Case	This PR	First-entry prediction
Uniform entry sizes (typical)	Saves the tail-overflow read	Same — prediction is exact, zero waste
Sizes drift up within batch	Eliminates all overflow reads	One over-read possible, bounded to 1 per batch
Sizes drift down within batch	Fully fills budget	Under-fills budget — client does extra round-trips
Highly variable sizes	Optimal	Pessimistic or one wasted read

Code cost: ~10 LOC in one file vs. ~1000 LOC across 25 files.

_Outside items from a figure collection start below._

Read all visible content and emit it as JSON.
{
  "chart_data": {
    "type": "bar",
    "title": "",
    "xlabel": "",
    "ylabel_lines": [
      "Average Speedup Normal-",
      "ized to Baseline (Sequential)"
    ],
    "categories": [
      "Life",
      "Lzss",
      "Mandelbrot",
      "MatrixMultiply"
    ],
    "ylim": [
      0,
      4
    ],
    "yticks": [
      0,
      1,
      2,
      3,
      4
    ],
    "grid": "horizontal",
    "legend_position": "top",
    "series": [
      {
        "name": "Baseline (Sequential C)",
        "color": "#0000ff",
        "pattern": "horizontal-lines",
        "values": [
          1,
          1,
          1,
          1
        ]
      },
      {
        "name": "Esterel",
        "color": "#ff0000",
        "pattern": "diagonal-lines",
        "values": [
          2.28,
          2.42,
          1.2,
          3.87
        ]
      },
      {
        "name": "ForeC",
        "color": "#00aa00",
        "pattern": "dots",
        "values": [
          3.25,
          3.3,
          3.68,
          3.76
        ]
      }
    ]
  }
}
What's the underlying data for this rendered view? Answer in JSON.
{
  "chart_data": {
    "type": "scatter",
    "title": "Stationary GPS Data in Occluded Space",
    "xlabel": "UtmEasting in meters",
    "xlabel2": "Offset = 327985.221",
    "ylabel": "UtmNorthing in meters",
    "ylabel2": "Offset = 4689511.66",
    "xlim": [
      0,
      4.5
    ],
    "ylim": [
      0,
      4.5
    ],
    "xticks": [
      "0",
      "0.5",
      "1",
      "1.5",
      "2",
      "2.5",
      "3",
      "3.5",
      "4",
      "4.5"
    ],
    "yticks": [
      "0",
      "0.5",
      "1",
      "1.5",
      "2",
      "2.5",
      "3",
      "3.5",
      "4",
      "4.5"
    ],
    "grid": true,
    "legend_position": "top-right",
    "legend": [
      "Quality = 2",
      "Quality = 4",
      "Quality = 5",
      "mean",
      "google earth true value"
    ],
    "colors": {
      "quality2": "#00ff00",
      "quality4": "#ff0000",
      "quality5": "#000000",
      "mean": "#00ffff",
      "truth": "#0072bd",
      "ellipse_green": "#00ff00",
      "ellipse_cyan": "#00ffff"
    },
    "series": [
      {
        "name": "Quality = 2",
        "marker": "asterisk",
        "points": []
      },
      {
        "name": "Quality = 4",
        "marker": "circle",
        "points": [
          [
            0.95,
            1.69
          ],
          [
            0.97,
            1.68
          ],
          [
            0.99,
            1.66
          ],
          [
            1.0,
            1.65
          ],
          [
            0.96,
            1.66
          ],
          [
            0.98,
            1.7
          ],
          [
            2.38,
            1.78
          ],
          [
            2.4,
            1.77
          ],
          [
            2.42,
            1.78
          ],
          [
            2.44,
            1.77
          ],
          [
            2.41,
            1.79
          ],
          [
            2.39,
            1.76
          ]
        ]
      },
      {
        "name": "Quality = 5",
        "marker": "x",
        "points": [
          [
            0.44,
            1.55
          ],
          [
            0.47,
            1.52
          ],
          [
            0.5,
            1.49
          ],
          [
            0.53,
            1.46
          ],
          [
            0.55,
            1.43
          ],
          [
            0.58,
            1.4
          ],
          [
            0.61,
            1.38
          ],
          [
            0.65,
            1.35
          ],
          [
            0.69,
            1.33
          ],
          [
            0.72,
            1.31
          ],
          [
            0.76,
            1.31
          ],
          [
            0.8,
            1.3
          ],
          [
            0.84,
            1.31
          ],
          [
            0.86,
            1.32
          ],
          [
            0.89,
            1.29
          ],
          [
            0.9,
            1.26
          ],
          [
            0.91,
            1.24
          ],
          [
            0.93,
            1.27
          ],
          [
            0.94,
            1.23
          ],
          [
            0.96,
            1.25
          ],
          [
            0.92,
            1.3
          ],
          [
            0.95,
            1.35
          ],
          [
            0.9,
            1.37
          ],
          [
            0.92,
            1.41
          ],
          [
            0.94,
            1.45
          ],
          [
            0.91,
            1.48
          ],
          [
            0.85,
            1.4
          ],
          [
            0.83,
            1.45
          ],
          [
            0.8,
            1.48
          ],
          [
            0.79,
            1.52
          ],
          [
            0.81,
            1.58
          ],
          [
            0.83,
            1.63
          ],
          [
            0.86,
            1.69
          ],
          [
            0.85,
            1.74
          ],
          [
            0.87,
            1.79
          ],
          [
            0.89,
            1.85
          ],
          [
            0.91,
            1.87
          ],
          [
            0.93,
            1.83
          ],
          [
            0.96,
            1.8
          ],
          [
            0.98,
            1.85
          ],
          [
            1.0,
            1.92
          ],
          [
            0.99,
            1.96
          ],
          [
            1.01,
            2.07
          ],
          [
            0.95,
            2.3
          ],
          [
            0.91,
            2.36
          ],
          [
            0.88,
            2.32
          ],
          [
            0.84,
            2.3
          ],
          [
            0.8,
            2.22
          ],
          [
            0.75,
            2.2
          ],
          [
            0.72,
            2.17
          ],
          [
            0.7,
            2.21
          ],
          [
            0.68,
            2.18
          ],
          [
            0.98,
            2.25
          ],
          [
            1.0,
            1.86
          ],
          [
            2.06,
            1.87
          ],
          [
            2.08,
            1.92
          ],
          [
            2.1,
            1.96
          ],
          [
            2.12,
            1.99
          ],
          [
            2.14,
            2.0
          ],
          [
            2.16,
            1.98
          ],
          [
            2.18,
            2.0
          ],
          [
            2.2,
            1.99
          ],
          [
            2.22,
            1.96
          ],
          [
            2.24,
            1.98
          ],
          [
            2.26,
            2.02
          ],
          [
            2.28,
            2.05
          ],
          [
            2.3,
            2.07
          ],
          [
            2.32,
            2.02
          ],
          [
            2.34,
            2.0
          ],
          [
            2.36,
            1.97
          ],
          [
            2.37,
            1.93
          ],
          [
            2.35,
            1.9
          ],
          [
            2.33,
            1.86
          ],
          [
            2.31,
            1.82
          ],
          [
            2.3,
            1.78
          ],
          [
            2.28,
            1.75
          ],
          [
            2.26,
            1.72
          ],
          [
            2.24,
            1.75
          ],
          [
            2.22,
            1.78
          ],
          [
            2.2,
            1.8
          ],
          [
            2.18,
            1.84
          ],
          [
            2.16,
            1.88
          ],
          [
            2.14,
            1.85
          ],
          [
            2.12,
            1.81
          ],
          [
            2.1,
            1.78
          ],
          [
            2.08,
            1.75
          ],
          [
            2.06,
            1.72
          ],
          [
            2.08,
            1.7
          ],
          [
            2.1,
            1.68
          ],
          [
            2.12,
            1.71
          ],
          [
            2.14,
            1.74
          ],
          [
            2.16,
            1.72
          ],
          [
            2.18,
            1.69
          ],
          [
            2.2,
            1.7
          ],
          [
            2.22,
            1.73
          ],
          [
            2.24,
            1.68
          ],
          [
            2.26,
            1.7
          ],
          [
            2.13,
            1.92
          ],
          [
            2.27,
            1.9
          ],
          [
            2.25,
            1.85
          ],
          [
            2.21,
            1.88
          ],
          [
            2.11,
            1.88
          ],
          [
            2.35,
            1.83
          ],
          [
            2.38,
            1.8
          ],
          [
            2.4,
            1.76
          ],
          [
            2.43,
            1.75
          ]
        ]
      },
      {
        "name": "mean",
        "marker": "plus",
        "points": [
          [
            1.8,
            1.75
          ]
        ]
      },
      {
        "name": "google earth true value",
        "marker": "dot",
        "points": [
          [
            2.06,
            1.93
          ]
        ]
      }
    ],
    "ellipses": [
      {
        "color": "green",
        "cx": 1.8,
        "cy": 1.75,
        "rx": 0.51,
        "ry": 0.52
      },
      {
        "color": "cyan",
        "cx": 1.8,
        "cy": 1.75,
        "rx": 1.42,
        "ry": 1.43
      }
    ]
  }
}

Combined with the OS-prefetch point above: for DefaultEntryLogger the PR doesn't save disk I/O anyway, so the first-entry approach captures essentially all the achievable wins (skips the body read
entirely → same allocator/syscall savings, similar disk impact). The PR's edge only shows up on DirectEntryLogger with large entries and a highly-variable size distribution.

[dao-jun]

@hangc0276 Thanks for your professional review!

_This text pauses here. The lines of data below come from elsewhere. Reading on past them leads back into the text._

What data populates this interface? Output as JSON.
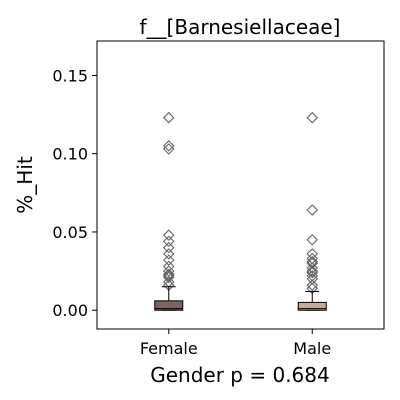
{
  "chart_data": {
    "type": "box",
    "title": "f__[Barnesiellaceae]",
    "ylabel": "%_Hit",
    "xlabel": "Gender p = 0.684",
    "categories": [
      "Female",
      "Male"
    ],
    "ylim": [
      -0.012,
      0.172
    ],
    "yticks": [
      0.0,
      0.05,
      0.1,
      0.15
    ],
    "ytick_labels": [
      "0.00",
      "0.05",
      "0.10",
      "0.15"
    ],
    "grid": false,
    "legend": "none",
    "boxes": [
      {
        "name": "Female",
        "color": "#7b6560",
        "q1": 0.0,
        "median": 0.001,
        "q3": 0.006,
        "whisker_low": 0.0,
        "whisker_high": 0.015,
        "outliers": [
          0.123,
          0.105,
          0.103,
          0.048,
          0.044,
          0.04,
          0.036,
          0.032,
          0.028,
          0.025,
          0.023,
          0.022,
          0.021,
          0.018,
          0.016
        ]
      },
      {
        "name": "Male",
        "color": "#c3aa9b",
        "q1": 0.0,
        "median": 0.001,
        "q3": 0.005,
        "whisker_low": 0.0,
        "whisker_high": 0.012,
        "outliers": [
          0.123,
          0.064,
          0.045,
          0.036,
          0.033,
          0.031,
          0.03,
          0.027,
          0.025,
          0.024,
          0.022,
          0.02,
          0.016,
          0.014
        ]
      }
    ]
  }
}
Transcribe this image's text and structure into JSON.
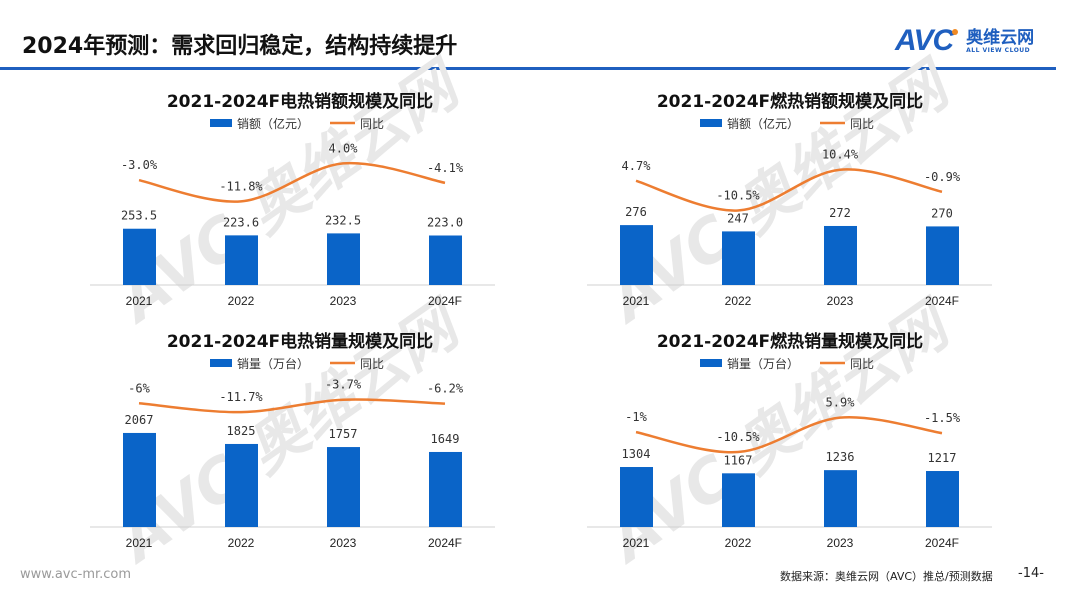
{
  "header": {
    "title": "2024年预测：需求回归稳定，结构持续提升"
  },
  "logo": {
    "mark": "AVC",
    "cn": "奥维云网",
    "en": "ALL VIEW CLOUD"
  },
  "footer": {
    "url": "www.avc-mr.com",
    "source": "数据来源：奥维云网（AVC）推总/预测数据",
    "page": "-14-"
  },
  "colors": {
    "bar": "#0a64c8",
    "line": "#ed7d31",
    "accent": "#1f5fbf"
  },
  "chart_data": [
    {
      "type": "bar",
      "title": "2021-2024F电热销额规模及同比",
      "categories": [
        "2021",
        "2022",
        "2023",
        "2024F"
      ],
      "series": [
        {
          "name": "销额（亿元）",
          "type": "bar",
          "values": [
            253.5,
            223.6,
            232.5,
            223.0
          ],
          "labels": [
            "253.5",
            "223.6",
            "232.5",
            "223.0"
          ]
        },
        {
          "name": "同比",
          "type": "line",
          "values": [
            -3.0,
            -11.8,
            4.0,
            -4.1
          ],
          "labels": [
            "-3.0%",
            "-11.8%",
            "4.0%",
            "-4.1%"
          ]
        }
      ]
    },
    {
      "type": "bar",
      "title": "2021-2024F燃热销额规模及同比",
      "categories": [
        "2021",
        "2022",
        "2023",
        "2024F"
      ],
      "series": [
        {
          "name": "销额（亿元）",
          "type": "bar",
          "values": [
            276,
            247,
            272,
            270
          ],
          "labels": [
            "276",
            "247",
            "272",
            "270"
          ]
        },
        {
          "name": "同比",
          "type": "line",
          "values": [
            4.7,
            -10.5,
            10.4,
            -0.9
          ],
          "labels": [
            "4.7%",
            "-10.5%",
            "10.4%",
            "-0.9%"
          ]
        }
      ]
    },
    {
      "type": "bar",
      "title": "2021-2024F电热销量规模及同比",
      "categories": [
        "2021",
        "2022",
        "2023",
        "2024F"
      ],
      "series": [
        {
          "name": "销量（万台）",
          "type": "bar",
          "values": [
            2067,
            1825,
            1757,
            1649
          ],
          "labels": [
            "2067",
            "1825",
            "1757",
            "1649"
          ]
        },
        {
          "name": "同比",
          "type": "line",
          "values": [
            -6,
            -11.7,
            -3.7,
            -6.2
          ],
          "labels": [
            "-6%",
            "-11.7%",
            "-3.7%",
            "-6.2%"
          ]
        }
      ]
    },
    {
      "type": "bar",
      "title": "2021-2024F燃热销量规模及同比",
      "categories": [
        "2021",
        "2022",
        "2023",
        "2024F"
      ],
      "series": [
        {
          "name": "销量（万台）",
          "type": "bar",
          "values": [
            1304,
            1167,
            1236,
            1217
          ],
          "labels": [
            "1304",
            "1167",
            "1236",
            "1217"
          ]
        },
        {
          "name": "同比",
          "type": "line",
          "values": [
            -1,
            -10.5,
            5.9,
            -1.5
          ],
          "labels": [
            "-1%",
            "-10.5%",
            "5.9%",
            "-1.5%"
          ]
        }
      ]
    }
  ]
}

When working on this PR, I definitely took this issue into consideration.

Although readEntrySize only needs to read 4 bytes of data, during actual I/O operations the disk may read more data – typically 4 KB. If the page cache is hit, no additional disk I/O is required. Compared to the original implementation, this does save disk I/O.

For Direct I/O, this change may also waste a buffer block (or not, if the subsequent request is a tail read). In that case, only memory allocation and other similar overheads are saved.

In short, at the time I believed this change would indeed reduce system overhead – at the very least, it would save on memory allocation and similar costs.

I understand your concern: introducing such a major change might only reduce some non‑I/O overhead (in the worst case, for example, when the entry size is very small).

In order not to block the release of version 4.18, I have decided to temporarily apply the solution you mentioned in your comment.

However, because Bookkeeper is widely used in Pulsar, I think the entry size tends to be uneven and relatively large. On the client side, a batch is typically 128 KB, but to improve throughput it is often set larger (though not exceeding 5 MB). I currently don't have time to provide benchmark data to quantify the performance improvement of this PR, but I may continue that work in the future.